4. You can’t beat the weather (except in the summer). Saving the most superficial for last, near year-round warm weather and sunshine can do wonders for your life. As I write this blog post, I am sitting on the patio of a cafe overlooking sunshine reflecting off the lake. I may also be studying for a midterm exam, but I am doing so in beautiful 75˚ weather – in the first week of March! For me personally, I am much happier and much more productive when I can be outside, and this is not a trivial factor in my quality of life. If running trails, bike rides, and kayaking year-round are your thing, you’re in luck. If admiring the December sunshine from your apartment window is your thing, you’re in luck.

To conclude what has almost become a public service announcement or love letter of sorts to Texas, I concede that there are disadvantages to living in Texas. The state legislature has passed recent laws to which I am very morally opposed and the traffic on I-35 is always atrocious. However, the advantages I have experienced as a Texas resident and as a member of UT’s nationally competitive sociology program are greater. When I first moved to Texas, I made a promise to myself to boycott cowboy hats and usage of the word y’all. Over time, I have confronted and moved past my own stereotypes and misconceptions of a state it turns out I knew little about. Y’all has slipped into my vocabulary. Although, a cowboy hat has yet to touch my head in any kind of seriousness.

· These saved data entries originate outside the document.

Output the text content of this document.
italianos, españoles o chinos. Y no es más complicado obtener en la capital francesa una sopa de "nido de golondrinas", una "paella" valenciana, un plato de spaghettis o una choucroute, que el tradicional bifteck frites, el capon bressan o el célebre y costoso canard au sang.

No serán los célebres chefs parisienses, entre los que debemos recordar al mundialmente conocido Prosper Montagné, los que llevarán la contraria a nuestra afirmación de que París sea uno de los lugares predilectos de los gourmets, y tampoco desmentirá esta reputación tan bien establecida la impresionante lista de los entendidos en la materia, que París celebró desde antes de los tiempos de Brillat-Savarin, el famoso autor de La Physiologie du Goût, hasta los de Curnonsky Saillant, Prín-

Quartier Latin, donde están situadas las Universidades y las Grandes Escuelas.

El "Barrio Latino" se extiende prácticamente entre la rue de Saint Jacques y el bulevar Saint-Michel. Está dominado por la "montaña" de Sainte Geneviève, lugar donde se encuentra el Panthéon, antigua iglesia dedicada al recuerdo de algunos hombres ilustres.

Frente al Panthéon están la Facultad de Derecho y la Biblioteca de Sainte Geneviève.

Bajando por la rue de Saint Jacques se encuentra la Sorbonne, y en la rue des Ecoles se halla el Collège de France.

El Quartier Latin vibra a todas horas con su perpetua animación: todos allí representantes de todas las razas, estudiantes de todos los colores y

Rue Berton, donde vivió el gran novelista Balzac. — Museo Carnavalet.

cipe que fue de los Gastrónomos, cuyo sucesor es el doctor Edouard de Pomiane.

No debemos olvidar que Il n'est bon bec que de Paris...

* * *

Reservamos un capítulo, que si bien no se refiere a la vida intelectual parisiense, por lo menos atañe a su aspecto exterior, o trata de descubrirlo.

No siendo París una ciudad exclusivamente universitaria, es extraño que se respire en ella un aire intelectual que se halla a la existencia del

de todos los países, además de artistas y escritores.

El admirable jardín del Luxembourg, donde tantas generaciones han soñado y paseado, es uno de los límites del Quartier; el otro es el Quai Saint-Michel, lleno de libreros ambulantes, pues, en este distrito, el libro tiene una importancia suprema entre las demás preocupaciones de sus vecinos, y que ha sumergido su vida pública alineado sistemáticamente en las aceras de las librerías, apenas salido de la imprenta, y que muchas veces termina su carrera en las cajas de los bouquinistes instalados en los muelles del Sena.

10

Chelsea Smith is pursuing her doctoral degree in the Department of Sociology. Her research interests are in family sociology and demography. After graduating from Rice University in 2010, she worked on a longitudinal, mixed-methods study to examine gender differences in the graduate student experience, with a focus on STEM fields, gender, and fertility intentions. As a PhD student at the University of Texas, Chelsea plans on studying non-traditional families and relationships between parents and children.